13 April 2009

I Passed Two Tests Today. Do I Get $4000 for That?

Today, like yesterday, was clear, breezy and cold for this time of year.

Unlike yesterday, however, today was a day of preparing for my surgery. So, I went to my doctor for an EKG and an HIV test.

My doctor insists that I, and everyone else, call him "Richie." Even if he wanted to be called Dr. Tran, he would seem no less accessible. He attended to me once before: Almost two years ago, I took a fall and Dr. Schwarz, my doctor at the time, wasn't in that day.

He's soft-spoken but not self-effacing. That's not to say that he's self-important; rather, he exudes a confidence that's completely un-selfconscious. And, people describe him as "sensitive," which is accurate. However, there's even more to him than that.

Lord Byron wrote of his cousin, Mrs. Wilmot: "She walks in beauty." (Now tell me, wouldn't you love to have someone write that about you?) Well, you can say that about Richie, but in a different way: He just has a beautiful spirit. He knows his stuff when it comes to medicine, but I get the feeling that he's channeling a kind of life energy that he walks in.

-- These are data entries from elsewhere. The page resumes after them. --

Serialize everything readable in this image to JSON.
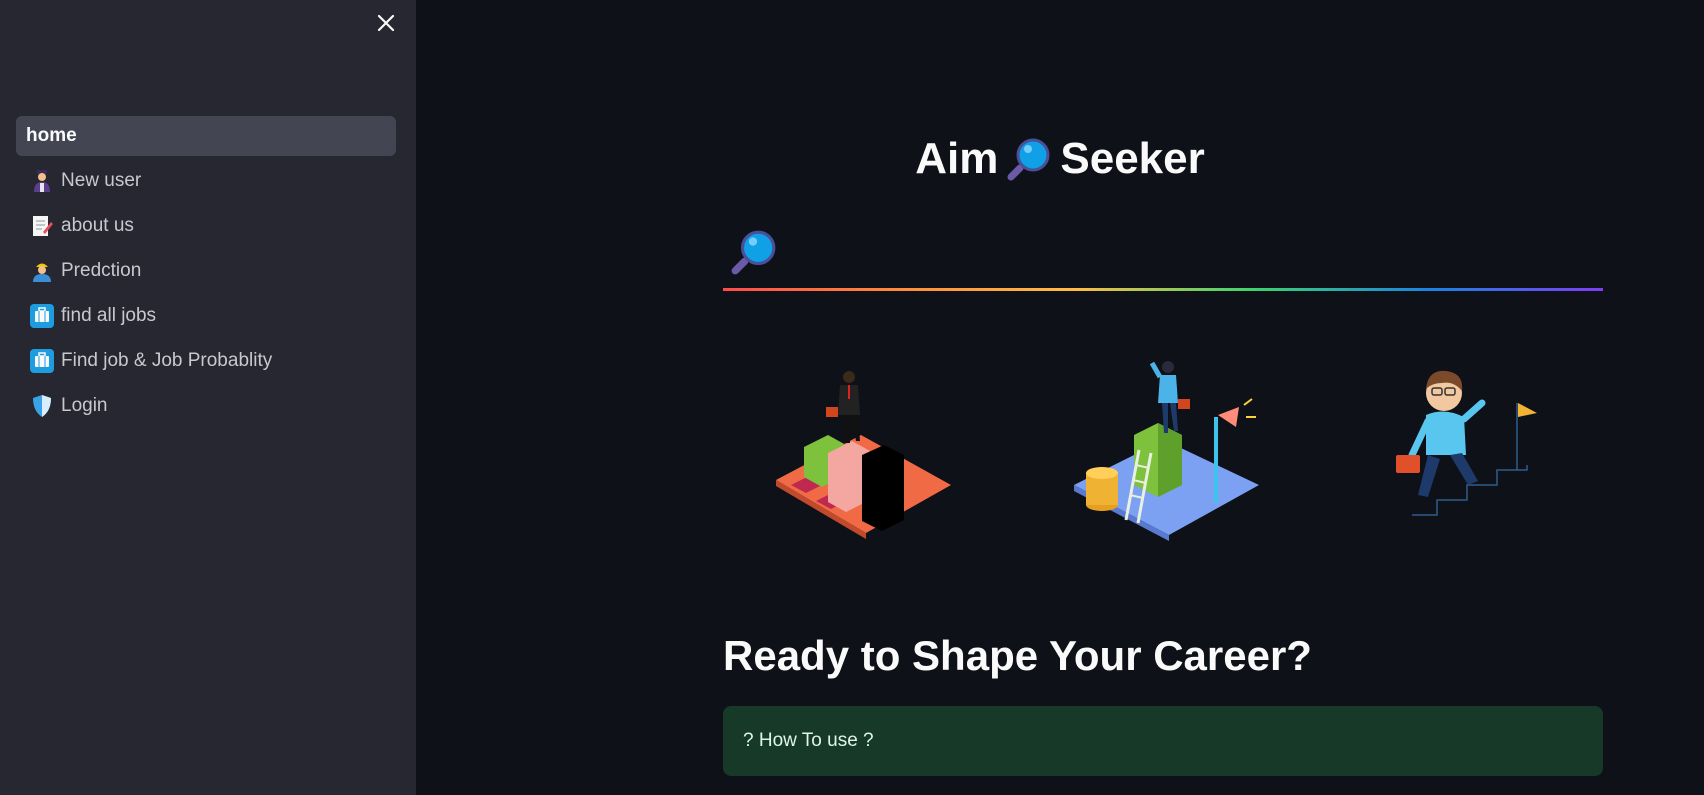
{
  "sidebar": {
    "items": [
      {
        "label": "home",
        "icon": "",
        "active": true
      },
      {
        "label": "New user",
        "icon": "person-icon"
      },
      {
        "label": "about us",
        "icon": "memo-icon"
      },
      {
        "label": "Predction",
        "icon": "worker-icon"
      },
      {
        "label": "find all jobs",
        "icon": "briefcase-icon"
      },
      {
        "label": "Find job & Job Probablity",
        "icon": "briefcase-icon"
      },
      {
        "label": "Login",
        "icon": "shield-icon"
      }
    ]
  },
  "main": {
    "title_left": "Aim",
    "title_right": "Seeker",
    "cta_heading": "Ready to Shape Your Career?",
    "howto_label": "? How To use ?"
  },
  "colors": {
    "sidebar_bg": "#262730",
    "main_bg": "#0e1117",
    "active_item_bg": "#444552",
    "info_box_bg": "#173928"
  }
}
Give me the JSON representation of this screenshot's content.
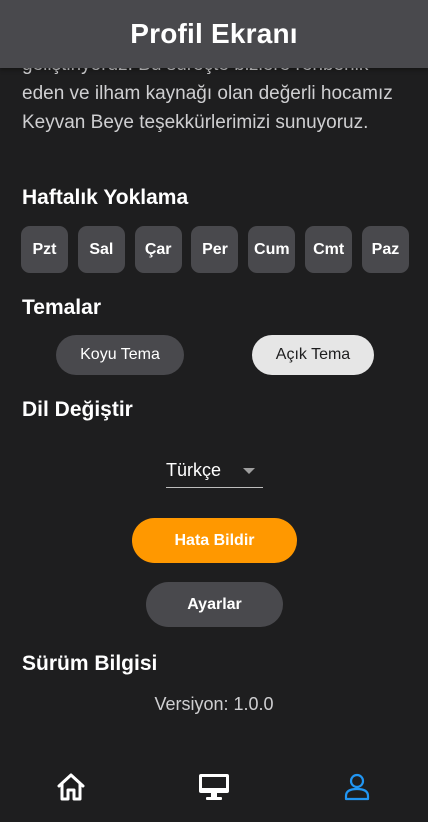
{
  "header": {
    "title": "Profil Ekranı"
  },
  "about": {
    "text": "geliştiriyoruz. Bu süreçte bizlere rehberlik eden ve ilham kaynağı olan değerli hocamız Keyvan Beye teşekkürlerimizi sunuyoruz."
  },
  "attendance": {
    "title": "Haftalık Yoklama",
    "days": [
      "Pzt",
      "Sal",
      "Çar",
      "Per",
      "Cum",
      "Cmt",
      "Paz"
    ]
  },
  "themes": {
    "title": "Temalar",
    "dark_label": "Koyu Tema",
    "light_label": "Açık Tema"
  },
  "language": {
    "title": "Dil Değiştir",
    "selected": "Türkçe"
  },
  "actions": {
    "report_label": "Hata Bildir",
    "settings_label": "Ayarlar"
  },
  "version_info": {
    "title": "Sürüm Bilgisi",
    "text": "Versiyon: 1.0.0"
  },
  "bottom_nav": {
    "items": [
      {
        "icon": "home-icon",
        "active": false
      },
      {
        "icon": "monitor-icon",
        "active": false
      },
      {
        "icon": "person-icon",
        "active": true
      }
    ]
  },
  "colors": {
    "background": "#1e1e1f",
    "app_bar": "#49494d",
    "button_dark": "#49494d",
    "button_light": "#e6e6e6",
    "accent_orange": "#ff9800",
    "active_nav": "#2196f3"
  }
}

We talked a bit about ourselves. As a child, he left Vietnam with his family after the fall of Saigon. Yes, he was one of the "boat people." He and his family sailed to Malaysia before coming to the US: That was a common route for the refugees. Death was also common: "You had about a 50 percent chance of dying," he related. The boats were rickety, the seas were rough, and there were pirates, "just like Somalia" he said in a reference to the privateers who captured a ship on a relief mission to Africa.

He spoke with no self-aggrandizement or self-pity. However, I could not help to feel admiration for him, which isn't what he wanted. But he did not admonish me for it.

As warm, but more effusive, was the nurse who hooked me up for my EKG. If you ever need one, and go to the Callen-Lorde Community Health Center, you may be fortunate enough to meet Emily Phipps. I had never before had an EKG and I was afraid that the test would reveal some ailment I didn't know I had and would prevent me from having my surgery. She knew this even though she didn't know my story. She also sensed, correctly, that I have had fear of being seen without clothes.

But I felt comfortable and safe with her. At every step she explained what she was doing; in between, she talked with me in a way that didn't merely soothe me; it guided me into the calm we needed. She didn't merely tell me to be calm; she talked with me into it.

So I passed two tests and had a great experience. Then I came home to....

A call from Dr. Bowers' office. Robin, her office manager, let me know that the worst-case scenario came to pass: The surgery will indeed cost $4000 more than they originally thought. The hospital in which Dr. Bowers performs the surgeries raised its fees by that amount; she spent the past few weeks trying to negotiate it down. No luck.

Well, if I had to choose, I'd naturally rather have the price increase than to be kept from having the surgery because of medical reasons. It's easier to do something about money than your EKG reading.

Now I'm recalling kids I knew in school whose parents or other relatives gave them money or othr gifts for "good" report cards. Sometimes they'd see mine and say, "Wow, my father would give me five bucks for that." In those days, you could go to a few movies on that amount of money.

Today I passed two tests with flying colors. Do I get $4000 for that? I know that might be a bit more than the adjusted-for-inflation report card rewards. But, hey, don't I deserve it?

Hopefully, after my surgery I'll get everything I want with my looks, charm, wit and erudition. Then I want to get rich.

Right now, all I really want is to do my surgery and to be safe. At least Richie and Emily helped me toward that today.